Meine Tochter – die aufgrund ihrer Größe gut meine Kleidung benutzen kann – hat von ihrer Cousine eine Daunenjacke geerbt, reichlich unerwartet und mitten im Sommer. Die Jacke ist schön; und normalerweise freue ich mich, wenn meine Tochter die Sachen mag, die ihre Cousine abgibt. Diesmal wäre mir eine gewisse Abneigung von ihrer Seite lieber. Ich hätte selbst Verwendung für das gute Stück: Im vergangenen Winter hatte ich nach einer solchen Jacke gesucht, aber keine gefunden, die meinen Geschmack getroffen hätte. Irgendwann war ich des Suchens müde, schaffte den Winter in altbewährter Kutten-Montur – und komme jetzt im Sommer weiterhin gut ohne Daunenjacke zurecht. Aber der nächste Winter kommt bestimmt.
Was mir Angst macht
Dominante Menschen, Unehrlichkeit, ungeklärte Beziehungen, Wut – meine eigene und die von anderen. Manchmal auch Krach, aber das spielt sich auf einer anderen Ebene ab. Und vielleicht noch ein paar andere Dinge…

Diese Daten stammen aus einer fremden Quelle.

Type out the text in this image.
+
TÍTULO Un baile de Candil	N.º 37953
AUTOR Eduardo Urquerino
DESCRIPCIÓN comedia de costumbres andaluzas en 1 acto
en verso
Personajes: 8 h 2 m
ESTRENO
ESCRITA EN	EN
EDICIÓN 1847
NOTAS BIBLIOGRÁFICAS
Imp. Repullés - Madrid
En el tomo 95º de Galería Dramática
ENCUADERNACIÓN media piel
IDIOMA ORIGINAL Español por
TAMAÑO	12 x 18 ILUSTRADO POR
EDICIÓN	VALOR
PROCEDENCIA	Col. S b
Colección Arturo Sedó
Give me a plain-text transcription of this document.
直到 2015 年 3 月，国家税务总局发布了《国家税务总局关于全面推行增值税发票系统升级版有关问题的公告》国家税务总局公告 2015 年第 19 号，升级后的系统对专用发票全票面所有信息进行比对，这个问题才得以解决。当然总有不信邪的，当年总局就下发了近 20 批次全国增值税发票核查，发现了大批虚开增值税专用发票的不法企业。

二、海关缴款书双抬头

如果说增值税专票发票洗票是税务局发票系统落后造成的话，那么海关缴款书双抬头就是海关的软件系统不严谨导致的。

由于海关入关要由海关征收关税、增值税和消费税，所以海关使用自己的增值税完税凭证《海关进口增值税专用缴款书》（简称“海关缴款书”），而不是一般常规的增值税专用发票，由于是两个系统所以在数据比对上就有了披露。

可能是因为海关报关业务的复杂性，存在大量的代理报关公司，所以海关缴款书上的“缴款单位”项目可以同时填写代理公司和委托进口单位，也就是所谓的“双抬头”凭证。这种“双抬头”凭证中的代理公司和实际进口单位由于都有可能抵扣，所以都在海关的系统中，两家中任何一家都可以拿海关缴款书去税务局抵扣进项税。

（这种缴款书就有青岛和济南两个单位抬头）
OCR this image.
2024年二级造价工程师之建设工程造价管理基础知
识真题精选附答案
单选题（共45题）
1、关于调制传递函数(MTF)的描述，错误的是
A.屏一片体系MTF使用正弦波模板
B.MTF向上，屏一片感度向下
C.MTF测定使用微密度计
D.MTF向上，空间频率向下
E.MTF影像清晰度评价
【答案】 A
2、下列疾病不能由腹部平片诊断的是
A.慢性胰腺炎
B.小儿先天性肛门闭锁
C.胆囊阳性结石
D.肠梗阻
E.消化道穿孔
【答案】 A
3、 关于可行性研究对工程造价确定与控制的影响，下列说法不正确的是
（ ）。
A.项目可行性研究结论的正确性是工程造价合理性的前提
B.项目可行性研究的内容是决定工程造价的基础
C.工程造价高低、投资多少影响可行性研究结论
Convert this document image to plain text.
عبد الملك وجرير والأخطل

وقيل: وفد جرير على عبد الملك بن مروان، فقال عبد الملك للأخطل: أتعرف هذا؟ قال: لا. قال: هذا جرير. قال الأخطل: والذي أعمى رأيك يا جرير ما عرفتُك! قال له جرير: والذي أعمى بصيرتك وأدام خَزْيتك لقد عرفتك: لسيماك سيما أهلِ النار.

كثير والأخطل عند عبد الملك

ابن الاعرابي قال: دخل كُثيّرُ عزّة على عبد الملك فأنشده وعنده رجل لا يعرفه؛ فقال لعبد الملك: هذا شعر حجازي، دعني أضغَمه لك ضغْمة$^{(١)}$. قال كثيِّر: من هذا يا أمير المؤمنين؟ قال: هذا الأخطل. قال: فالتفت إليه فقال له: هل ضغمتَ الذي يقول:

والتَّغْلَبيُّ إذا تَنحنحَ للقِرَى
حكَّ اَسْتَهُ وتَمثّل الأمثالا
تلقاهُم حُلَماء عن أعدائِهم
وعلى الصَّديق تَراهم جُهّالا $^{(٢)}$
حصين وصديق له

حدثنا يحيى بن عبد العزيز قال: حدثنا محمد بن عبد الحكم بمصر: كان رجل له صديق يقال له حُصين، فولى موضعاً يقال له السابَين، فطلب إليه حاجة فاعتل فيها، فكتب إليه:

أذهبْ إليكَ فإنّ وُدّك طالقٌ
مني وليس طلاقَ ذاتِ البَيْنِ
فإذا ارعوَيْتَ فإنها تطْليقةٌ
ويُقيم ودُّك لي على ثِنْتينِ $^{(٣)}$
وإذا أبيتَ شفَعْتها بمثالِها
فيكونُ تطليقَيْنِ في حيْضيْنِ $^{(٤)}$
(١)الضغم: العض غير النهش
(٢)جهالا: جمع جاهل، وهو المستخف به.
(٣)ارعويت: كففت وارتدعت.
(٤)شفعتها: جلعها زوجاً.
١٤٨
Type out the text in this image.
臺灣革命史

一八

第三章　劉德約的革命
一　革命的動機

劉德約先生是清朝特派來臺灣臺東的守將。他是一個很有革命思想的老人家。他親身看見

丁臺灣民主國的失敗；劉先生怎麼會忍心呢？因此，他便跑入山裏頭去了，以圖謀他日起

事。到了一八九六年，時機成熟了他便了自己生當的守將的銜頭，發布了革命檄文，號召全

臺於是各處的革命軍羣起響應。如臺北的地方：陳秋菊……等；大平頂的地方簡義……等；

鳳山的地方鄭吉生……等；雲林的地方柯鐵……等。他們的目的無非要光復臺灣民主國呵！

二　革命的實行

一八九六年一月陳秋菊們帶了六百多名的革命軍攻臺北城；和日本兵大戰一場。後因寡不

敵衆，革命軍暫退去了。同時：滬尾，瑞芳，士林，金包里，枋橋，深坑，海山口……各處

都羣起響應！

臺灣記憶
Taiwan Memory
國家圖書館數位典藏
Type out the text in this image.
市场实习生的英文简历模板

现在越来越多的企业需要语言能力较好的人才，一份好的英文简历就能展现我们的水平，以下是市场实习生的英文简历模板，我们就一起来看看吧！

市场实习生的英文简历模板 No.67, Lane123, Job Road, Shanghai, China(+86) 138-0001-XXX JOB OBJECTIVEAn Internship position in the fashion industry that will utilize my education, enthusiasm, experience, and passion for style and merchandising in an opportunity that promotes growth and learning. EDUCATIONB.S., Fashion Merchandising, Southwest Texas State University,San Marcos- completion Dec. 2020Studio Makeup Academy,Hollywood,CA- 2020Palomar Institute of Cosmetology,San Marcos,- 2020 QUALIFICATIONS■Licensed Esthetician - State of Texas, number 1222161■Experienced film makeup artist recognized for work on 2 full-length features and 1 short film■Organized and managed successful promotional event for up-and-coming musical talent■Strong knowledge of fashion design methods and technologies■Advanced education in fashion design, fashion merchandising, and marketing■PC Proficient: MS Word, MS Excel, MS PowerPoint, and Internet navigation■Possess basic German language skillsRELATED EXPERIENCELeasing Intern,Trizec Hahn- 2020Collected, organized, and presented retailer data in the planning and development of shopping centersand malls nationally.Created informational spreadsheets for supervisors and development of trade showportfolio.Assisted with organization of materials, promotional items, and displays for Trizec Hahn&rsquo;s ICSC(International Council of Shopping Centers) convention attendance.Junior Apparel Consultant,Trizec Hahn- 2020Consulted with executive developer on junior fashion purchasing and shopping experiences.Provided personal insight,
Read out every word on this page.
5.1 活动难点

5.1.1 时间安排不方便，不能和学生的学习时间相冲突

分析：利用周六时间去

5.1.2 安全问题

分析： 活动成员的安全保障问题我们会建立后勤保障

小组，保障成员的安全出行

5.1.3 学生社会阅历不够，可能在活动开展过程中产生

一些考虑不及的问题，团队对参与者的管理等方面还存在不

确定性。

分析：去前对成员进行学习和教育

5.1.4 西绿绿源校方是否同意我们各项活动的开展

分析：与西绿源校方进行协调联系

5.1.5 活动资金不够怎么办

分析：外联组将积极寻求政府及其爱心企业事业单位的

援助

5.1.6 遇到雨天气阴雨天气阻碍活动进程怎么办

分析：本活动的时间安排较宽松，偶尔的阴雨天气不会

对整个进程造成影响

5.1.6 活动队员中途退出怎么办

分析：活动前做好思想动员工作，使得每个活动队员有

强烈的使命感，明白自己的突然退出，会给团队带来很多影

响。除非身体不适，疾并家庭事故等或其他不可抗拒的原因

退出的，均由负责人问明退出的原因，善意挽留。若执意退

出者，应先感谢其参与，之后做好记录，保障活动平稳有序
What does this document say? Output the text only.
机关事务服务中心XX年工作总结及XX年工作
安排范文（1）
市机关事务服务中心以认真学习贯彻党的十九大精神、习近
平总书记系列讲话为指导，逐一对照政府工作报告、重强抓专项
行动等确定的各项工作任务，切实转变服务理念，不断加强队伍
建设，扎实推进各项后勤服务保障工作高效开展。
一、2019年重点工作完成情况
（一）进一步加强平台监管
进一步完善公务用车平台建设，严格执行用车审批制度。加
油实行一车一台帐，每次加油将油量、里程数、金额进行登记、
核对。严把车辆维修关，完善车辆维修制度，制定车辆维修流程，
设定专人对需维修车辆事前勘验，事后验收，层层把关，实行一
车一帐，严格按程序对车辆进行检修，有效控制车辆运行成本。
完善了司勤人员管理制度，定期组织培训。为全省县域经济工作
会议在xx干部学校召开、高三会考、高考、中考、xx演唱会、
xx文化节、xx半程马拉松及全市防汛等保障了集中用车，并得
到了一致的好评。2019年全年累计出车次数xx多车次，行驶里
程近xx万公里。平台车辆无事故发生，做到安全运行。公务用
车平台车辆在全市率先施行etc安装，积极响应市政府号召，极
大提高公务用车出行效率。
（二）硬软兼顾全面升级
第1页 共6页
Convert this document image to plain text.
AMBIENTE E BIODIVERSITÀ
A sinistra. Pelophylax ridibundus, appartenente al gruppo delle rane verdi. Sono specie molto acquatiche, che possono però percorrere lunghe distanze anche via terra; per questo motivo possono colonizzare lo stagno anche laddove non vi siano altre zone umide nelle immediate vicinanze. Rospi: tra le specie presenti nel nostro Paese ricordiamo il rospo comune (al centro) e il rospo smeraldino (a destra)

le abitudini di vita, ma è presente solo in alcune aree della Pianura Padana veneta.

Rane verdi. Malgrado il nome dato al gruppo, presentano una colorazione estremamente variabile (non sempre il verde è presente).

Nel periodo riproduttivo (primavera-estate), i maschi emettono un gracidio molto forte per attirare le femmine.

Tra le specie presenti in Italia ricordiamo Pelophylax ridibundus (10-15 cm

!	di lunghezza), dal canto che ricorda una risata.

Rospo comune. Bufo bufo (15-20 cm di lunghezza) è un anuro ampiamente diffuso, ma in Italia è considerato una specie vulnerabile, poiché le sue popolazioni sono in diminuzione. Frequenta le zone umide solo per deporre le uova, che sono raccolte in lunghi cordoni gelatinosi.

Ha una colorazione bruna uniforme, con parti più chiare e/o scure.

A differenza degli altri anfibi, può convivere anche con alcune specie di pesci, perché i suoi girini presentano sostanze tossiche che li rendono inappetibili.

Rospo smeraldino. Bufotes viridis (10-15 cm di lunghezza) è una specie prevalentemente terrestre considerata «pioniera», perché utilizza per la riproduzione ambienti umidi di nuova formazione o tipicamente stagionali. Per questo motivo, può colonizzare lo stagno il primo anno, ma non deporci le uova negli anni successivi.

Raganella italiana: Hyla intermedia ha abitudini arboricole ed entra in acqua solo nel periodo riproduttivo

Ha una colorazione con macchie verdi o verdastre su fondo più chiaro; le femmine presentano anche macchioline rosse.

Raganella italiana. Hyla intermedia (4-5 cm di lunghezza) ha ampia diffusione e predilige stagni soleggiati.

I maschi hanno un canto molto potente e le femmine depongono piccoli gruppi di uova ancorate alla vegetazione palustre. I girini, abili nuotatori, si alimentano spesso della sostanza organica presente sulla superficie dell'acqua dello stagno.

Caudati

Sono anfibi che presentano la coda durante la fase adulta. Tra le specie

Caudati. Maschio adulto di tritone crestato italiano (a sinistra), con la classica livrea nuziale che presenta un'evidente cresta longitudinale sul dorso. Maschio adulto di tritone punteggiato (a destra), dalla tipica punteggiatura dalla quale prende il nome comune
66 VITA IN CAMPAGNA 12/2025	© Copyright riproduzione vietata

Ähnlich, anders, ähnlich …
In einer Familie lebt man miteinander, was unter anderem bedeutet, sich gegenseitig zu beeinflussen und zu prägen:
War mein Verhalten als Mutter für meine kleinen Kinder größtenteils nachahmenswert, so geht es für Teenager darum, sich grundsätzlich anders zu entscheiden. Es sei denn, sie kommen – aus freien Stücken!!! – zu ähnlichen Entscheidungen.
Einer meiner Söhne isst seit einiger Zeit nur noch selten Marmelade und fast keine Süßigkeiten mehr. Noch dazu verzichtet er mit einer Entschiedenheit auf Zucker, die mich überrascht. Ich begrüße diese plötzliche Entwicklung, scheine aber nicht deren Auslöser zu sein.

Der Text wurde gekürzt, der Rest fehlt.